Gegenseitigkeitsgesellschaften für Arbeitsunfälle

Eingeordnet in Rechtswissenschaft

Geschrieben am in Deutsch mit einer Größe von 3,05 KB

Gegenseitigkeitsgesellschaften (Mutuas) sind gemeinnützige Vereinigungen von Arbeitgebern. Sie übernehmen gemeinsam die Verantwortung für die Erfassung von Arbeitsunfällen und Berufskrankheiten sowie die Verwaltung der damit verbundenen wirtschaftlichen Vorteile bei vorübergehender Behinderung aufgrund gemeinsamer Risiken. Durch die Aufteilung der Kosten und Aufwendungen (Art. 68.1 LGSS) wird sichergestellt, dass das assoziierte Unternehmen eine entsprechende Option in diesem Zusammenhang ausübt. Zudem spielen diese Gesellschaften eine wichtige Rolle bei der Verhütung von Arbeitsunfällen und Berufskrankheiten (Art. 32 LPRL).

Rechtliche Rahmenbedingungen und Gründung

Die rechtliche Anpassung erfolgt gemäß Art. 68 ff. LGSS sowie den Verordnungen des RD 1993/1995 vom 7. Dezember. Für die Verfassung einer solchen Gesellschaft sind folgende Voraussetzungen zwingend erforderlich:

  • Integration von nicht weniger als 50 Arbeitgebern.
  • Abdeckung von mindestens 30.000 Arbeitnehmern.
  • Hinterlegung einer angemessenen Sicherheitsleistung (Art. 69 LGSS).

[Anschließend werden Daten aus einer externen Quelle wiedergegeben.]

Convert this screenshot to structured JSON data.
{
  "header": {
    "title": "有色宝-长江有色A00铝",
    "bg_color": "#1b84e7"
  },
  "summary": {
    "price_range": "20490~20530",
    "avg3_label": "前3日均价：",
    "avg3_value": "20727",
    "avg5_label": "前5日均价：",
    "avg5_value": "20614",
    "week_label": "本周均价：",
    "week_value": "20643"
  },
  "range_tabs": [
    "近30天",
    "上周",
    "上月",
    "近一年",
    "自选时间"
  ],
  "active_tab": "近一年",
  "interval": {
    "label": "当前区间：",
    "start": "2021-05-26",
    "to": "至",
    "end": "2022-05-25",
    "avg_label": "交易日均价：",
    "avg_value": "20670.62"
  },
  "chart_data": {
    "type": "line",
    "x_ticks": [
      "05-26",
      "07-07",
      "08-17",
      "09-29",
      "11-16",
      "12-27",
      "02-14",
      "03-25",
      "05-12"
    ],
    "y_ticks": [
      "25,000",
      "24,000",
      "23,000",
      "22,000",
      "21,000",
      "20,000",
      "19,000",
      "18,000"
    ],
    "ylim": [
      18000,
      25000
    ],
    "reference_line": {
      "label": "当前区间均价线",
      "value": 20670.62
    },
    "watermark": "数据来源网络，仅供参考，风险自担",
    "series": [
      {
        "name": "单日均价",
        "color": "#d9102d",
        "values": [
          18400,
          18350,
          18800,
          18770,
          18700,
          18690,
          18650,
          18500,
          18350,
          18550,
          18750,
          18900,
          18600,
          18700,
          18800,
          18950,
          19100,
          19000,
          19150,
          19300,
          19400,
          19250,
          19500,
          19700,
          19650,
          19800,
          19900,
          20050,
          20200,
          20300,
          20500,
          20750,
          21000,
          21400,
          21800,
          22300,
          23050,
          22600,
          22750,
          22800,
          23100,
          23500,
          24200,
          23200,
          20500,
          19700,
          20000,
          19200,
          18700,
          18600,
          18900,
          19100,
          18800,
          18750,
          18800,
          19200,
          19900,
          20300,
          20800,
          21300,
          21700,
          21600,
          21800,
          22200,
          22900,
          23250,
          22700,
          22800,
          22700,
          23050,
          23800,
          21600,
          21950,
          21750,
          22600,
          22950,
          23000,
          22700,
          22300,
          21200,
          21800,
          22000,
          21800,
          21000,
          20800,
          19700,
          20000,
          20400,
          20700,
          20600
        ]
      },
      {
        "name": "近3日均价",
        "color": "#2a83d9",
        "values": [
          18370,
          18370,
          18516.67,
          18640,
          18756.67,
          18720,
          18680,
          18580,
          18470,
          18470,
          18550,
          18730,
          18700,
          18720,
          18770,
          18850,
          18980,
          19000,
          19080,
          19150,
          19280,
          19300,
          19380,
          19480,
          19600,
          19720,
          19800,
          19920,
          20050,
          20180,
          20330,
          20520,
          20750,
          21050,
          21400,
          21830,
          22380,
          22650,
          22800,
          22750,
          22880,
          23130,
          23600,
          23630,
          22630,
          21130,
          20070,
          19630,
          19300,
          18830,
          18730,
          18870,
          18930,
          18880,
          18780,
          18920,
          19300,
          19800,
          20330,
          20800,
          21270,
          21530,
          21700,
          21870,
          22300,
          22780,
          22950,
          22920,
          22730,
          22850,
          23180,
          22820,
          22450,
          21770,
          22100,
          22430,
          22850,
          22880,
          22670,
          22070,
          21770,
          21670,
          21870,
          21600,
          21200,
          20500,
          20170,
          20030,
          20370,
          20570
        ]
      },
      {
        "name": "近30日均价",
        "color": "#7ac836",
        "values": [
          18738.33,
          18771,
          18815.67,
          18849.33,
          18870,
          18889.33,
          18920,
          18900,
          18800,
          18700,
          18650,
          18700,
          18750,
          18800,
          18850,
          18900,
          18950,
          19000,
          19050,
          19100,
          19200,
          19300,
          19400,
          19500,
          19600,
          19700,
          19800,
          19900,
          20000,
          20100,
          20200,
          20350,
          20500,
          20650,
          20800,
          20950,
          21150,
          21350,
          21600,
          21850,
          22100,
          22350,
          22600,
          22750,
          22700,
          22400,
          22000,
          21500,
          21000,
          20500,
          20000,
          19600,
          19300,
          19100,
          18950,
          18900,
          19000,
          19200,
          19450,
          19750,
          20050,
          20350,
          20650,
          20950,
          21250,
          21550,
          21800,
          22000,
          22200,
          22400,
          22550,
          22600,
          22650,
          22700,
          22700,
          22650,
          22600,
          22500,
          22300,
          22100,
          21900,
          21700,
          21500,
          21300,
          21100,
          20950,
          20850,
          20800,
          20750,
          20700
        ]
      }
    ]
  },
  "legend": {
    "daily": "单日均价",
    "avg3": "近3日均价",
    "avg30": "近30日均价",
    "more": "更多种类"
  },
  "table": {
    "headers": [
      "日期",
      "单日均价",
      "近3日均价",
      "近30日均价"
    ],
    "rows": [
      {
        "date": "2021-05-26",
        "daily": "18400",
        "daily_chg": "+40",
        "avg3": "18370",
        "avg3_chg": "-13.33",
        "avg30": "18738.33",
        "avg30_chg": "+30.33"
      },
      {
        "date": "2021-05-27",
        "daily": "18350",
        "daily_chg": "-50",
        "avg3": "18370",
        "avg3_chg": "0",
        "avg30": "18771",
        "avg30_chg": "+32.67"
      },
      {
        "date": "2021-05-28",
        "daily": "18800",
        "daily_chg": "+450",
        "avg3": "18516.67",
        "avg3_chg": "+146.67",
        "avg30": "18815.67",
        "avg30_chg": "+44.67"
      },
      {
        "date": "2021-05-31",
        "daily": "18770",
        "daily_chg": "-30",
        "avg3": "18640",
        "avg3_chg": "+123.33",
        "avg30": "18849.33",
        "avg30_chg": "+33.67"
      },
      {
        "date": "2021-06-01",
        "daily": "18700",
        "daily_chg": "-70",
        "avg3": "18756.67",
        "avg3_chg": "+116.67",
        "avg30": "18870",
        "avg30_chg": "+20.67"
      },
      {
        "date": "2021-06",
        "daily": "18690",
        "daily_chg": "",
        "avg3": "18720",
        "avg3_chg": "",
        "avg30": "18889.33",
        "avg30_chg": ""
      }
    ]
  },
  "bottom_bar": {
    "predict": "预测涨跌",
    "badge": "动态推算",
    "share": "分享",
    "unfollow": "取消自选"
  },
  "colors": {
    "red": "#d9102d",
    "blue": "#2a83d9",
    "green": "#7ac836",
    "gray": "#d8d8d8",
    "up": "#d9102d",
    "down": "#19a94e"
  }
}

Öffentliche Kontrolle und Gemeinnützigkeit

Gegenseitigkeitsgesellschaften unterliegen strengen staatlichen Kontrollen. Da sie nicht gewinnorientiert sind (Art. 68.1 LGSS), dürfen sie keine wirtschaftlichen Vorteile jeglicher Art an ihre Mitglieder ausschütten. Ihre Vermögenswerte sind Teil des Vermögens der Sozialversicherung (Art. 68.4 LGSS). Ihre Tätigkeit unterliegt der Genehmigung, Prüfung und staatlichen Aufsicht.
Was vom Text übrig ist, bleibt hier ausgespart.